In linea generale il partito non registra elettoralmente la spinta popolare di cambiamento e gli effetti delle dinamiche di movimento. La svolta governista celebrata a Venezia e la "rivoluzione culturale" identitaria ad essa connessa non hanno premiato il partito neppure sul terreno elettorale. Il disegno di occupare lo spazio liberato a sinistra con una rifondazione socialdemocratica e di governo non ha trovato l'auspicata spinta della urne. Siamo apparsi talmente subordinati e integrati nel centrosinistra da demotivare sia il voto di settori di elettorato antagonista, privati di un riferimento alternativo, sia il voto di settori tradizionali di popolo della sinistra, spinti a votare, a parità di condizioni, i partiti maggiori. All'interno stesso dell'Unione i rapporti di forza tra liberali e PRC vedono oggi il partito ulteriormente indebolito: sempre più subordinato al carro dell'Unione, sempre meno caratterizzato; sempre più sinistra del centrosinistra, sempre meno sinistra alternativa.

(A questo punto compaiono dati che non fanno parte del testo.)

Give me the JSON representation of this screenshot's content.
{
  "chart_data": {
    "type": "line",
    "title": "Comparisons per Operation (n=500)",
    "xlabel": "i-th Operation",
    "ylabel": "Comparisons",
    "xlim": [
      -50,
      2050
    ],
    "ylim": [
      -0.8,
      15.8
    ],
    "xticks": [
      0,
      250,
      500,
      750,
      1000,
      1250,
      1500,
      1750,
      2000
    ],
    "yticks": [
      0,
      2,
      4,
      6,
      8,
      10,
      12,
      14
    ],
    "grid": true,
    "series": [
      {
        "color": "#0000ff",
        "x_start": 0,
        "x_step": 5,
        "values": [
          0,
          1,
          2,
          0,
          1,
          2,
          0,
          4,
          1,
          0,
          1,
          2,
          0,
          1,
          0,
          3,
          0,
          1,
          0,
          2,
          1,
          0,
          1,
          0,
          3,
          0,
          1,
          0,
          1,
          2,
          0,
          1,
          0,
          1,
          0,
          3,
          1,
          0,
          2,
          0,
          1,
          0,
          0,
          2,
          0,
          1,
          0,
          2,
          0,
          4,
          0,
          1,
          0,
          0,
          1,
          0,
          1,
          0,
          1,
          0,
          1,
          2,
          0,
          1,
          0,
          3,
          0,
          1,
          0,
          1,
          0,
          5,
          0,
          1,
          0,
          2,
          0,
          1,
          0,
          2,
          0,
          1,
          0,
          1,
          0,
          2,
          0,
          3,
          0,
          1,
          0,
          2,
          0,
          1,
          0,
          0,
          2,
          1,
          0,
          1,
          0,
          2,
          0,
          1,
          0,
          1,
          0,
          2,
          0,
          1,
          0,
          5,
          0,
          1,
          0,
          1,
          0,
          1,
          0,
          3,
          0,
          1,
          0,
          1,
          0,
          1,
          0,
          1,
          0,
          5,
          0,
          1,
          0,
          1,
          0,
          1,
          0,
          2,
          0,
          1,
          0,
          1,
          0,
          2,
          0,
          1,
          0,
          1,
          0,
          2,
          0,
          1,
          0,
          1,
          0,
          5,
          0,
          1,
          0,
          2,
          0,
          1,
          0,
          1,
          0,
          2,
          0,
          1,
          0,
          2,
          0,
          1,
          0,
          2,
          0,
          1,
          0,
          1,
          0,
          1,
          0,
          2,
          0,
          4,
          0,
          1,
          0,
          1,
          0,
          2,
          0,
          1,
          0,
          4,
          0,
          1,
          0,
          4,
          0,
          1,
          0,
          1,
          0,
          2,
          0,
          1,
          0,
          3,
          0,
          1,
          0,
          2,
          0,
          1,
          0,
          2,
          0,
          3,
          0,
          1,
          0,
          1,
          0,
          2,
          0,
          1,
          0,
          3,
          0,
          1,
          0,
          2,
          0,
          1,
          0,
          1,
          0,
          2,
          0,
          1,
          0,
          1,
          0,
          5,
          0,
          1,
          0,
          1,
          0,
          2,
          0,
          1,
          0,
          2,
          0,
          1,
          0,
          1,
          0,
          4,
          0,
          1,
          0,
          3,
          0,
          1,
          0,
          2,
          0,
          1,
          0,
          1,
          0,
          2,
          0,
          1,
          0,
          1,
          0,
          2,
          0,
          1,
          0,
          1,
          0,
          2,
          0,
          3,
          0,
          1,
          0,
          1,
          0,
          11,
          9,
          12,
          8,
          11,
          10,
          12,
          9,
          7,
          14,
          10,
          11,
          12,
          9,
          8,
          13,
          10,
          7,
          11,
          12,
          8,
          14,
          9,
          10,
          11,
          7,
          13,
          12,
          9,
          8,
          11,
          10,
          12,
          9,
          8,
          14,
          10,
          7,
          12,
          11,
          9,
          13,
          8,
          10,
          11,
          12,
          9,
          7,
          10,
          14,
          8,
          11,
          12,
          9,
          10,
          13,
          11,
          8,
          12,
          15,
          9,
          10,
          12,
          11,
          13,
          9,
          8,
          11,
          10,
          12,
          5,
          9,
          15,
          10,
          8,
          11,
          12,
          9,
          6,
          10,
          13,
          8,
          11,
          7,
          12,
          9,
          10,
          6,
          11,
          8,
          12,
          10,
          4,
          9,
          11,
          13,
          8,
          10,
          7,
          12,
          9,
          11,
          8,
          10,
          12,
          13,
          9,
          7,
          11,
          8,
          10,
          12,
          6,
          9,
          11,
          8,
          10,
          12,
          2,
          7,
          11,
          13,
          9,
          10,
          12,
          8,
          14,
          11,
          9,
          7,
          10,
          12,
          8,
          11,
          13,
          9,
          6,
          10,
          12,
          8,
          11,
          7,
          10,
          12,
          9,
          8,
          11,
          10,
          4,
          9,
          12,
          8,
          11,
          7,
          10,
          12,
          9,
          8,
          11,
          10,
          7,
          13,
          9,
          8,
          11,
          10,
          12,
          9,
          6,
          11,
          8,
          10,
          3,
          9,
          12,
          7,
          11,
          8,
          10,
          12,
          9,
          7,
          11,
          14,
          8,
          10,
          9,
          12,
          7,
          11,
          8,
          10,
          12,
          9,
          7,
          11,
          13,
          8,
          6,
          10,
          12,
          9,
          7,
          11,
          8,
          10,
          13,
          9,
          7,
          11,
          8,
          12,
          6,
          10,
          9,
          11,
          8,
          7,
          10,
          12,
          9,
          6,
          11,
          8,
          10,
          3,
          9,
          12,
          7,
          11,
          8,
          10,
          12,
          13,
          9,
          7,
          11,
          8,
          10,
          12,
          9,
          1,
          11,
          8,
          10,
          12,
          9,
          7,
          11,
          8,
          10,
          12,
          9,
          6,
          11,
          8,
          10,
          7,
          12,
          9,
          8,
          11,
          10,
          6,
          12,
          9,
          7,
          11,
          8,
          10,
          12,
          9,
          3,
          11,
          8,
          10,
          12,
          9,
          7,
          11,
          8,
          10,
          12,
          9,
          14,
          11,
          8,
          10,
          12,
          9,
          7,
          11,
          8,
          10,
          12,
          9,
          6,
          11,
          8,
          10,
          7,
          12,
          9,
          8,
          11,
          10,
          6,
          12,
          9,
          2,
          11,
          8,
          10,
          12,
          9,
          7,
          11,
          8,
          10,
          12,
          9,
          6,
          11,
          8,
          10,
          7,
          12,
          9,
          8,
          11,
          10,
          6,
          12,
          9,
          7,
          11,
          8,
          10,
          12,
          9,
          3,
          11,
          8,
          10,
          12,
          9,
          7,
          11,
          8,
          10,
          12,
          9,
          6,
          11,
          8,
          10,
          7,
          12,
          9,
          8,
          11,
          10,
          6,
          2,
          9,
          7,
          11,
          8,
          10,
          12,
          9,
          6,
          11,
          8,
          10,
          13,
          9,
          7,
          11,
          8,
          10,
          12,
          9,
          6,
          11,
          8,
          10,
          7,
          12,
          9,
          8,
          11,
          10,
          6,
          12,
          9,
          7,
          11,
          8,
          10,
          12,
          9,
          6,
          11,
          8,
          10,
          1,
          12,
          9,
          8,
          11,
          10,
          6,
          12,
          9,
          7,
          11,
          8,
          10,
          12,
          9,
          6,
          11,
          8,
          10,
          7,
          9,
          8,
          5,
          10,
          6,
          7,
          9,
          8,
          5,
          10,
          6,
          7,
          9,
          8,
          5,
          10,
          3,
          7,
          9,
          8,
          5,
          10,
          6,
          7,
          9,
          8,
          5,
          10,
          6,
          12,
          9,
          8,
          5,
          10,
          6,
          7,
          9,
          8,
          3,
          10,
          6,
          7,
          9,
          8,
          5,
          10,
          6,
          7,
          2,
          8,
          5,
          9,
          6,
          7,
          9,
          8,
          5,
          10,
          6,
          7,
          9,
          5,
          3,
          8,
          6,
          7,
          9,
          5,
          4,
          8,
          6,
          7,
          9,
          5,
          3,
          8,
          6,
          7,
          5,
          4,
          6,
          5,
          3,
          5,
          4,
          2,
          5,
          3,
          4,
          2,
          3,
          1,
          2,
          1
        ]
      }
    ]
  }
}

AVANZA L’ALTERNANZA LIBERALE

Non solo il dato elettorale ma soprattutto l'intera evoluzione politica richiede una svolta profonda del nostro partito. La sconfitta radicale di Berlusconi è oggi capitalizzata non dall'alternativa ma dall'alternanza. Ne è un riflesso lo stesso profilo politico e/o sociale di tanti candidati governatori dell'Unione e le aggregazioni di potere vecchie e nuove che attorno ad essi gravitano. Ne è un riflesso l'orientamento politico ulivista di tutta la grande stampa padronale, del grosso del mondo delle imprese e delle banche. Ne è un riflesso la natura politica e programmatica delle posizioni espresse lungo la stessa campagna elettorale dai massimi esponenti liberali: dai richiami al rigore finanziario espressi da Prodi di fronte all'assemblea di Confindustria, alle aperture di Piero Fassino all'amministrazione Bush quale possibile fattore di democratizzazione del Medioriente e del mondo, sino all'appello di Prodi a Berlusconi, dopo la sua sconfitta, perchè realizzi politiche di rigore e di taglio della spesa pubblica promettendo in quel caso il consenso dell'opposizione. Giorno dopo giorno, tutti gli accadimenti politici dimostrano, una volta di più, che una prospettiva di governo con i liberali è priva di ogni base programmatica e di principio. E che ogni pretesa o richiesta di poter "condizionare" l'intesa di Governo, o per via negoziale o per via di movimento, è del tutto illusoria e deviante. Di più: l'esperienza mostra che la subordinazione delle sinistre a Prodi e alla coalizione con i liberali frena le potenzialità di movimento, indebolisce l'opposizione dei massa a Berlusconi, priva le lotte di riferimenti e sbocchi, a tutto vantaggio dell'alternanza, contro i lavoratori e i movimenti.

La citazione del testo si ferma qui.